Zindelijkheidstraining

Een kind proberen zindelijk te maken is voor veel ouders een nodeloze bron van ongerustheid. Vroeg of laat worden alle kinderen zindelijk, tenzij een handicap meespeelt.

Het heeft geen zin een baby te trainen voordat hij gemakkelijk rechtop kan zitten. Op deze leeftijd, meestal negen maanden, is de baby er waarschijnlijk aan gewend geraakt om een of twee keer per dag ontlasting te hebben. Vaak gebeurt dit op vaste tijden, kort na het middagmaal. Zet de baby zo’n vijf minuten op de pD. Als hij zijn behoefte doet, prijs hem dan. Zo niet, doe hem dan een luier om en wacht tot de volgende keer. Al gauw combineert hij het gevoel van de po op zijn achterwerk met het gevoel van de ontlasting die hij doet. Steeds vaker zal het eerste gevoel het tweede tot gevolg hebben.

Laat de baby eerst behoorlijk zijn ontlasting leren beheersen alvorens het plassen onder controle te krijgen. Ook hier geldt: laat de baby op de po zitten in de hoop dat hij toevallig een plas doet. Prijs hem als dit succes heeft, maar maak er geen punt van als de po nog droog is.

Als een baby zo’n vijftien maanden oud is, zal hij eenvoudige woordjes kunnen gebruiken om aan te geven dat hij wil plassen of zijn behoefte moet doen. De meeste kinderen begrijpen al heel gauw wat de bedoeling is van de zindelijkheidstraining.

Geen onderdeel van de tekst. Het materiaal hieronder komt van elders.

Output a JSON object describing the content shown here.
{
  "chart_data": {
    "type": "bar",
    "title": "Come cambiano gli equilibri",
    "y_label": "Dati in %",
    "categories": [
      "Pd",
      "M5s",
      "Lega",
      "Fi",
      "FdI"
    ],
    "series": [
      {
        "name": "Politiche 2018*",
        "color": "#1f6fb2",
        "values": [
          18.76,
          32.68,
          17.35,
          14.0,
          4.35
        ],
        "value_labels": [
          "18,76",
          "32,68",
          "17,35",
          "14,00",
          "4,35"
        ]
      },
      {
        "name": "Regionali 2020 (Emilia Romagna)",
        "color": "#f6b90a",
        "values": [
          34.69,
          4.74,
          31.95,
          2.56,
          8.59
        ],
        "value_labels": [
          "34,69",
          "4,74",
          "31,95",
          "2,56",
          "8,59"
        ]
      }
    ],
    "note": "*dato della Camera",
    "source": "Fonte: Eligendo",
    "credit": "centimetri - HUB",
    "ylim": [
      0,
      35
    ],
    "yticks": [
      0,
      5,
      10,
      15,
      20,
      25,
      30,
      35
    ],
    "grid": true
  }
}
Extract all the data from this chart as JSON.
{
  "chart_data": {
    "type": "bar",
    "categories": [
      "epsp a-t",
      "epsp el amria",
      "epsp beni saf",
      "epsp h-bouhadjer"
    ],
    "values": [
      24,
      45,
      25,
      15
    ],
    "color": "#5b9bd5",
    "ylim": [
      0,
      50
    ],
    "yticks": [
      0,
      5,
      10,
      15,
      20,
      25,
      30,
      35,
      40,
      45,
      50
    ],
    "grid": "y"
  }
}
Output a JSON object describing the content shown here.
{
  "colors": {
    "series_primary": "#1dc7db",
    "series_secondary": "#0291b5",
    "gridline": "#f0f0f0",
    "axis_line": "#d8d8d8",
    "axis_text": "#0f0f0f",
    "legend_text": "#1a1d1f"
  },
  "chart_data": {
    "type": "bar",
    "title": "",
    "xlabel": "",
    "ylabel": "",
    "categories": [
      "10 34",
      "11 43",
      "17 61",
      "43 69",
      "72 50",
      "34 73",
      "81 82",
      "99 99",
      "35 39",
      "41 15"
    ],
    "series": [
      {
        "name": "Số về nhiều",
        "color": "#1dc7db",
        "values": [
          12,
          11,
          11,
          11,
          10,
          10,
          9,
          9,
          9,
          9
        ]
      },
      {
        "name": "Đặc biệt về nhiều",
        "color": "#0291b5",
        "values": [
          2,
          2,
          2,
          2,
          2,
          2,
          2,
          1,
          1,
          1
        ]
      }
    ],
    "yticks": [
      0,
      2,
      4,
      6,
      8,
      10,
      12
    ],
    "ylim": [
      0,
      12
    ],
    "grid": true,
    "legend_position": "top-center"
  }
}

Men kan zich ergeren als een baby weer terugvalt en binnen één minuut zijn luier nat maakt nadat hij vijf minuten tevergeefs op de po heeft gezeten. Dit mag men de baby nooit verwijten. Soms gebeurt dit als het kind in spanning leeft, misschien leert hij net lopen of is er een grote wijziging in de gezinsomstandigheden. Geduld is de uiteindelijke oplossing.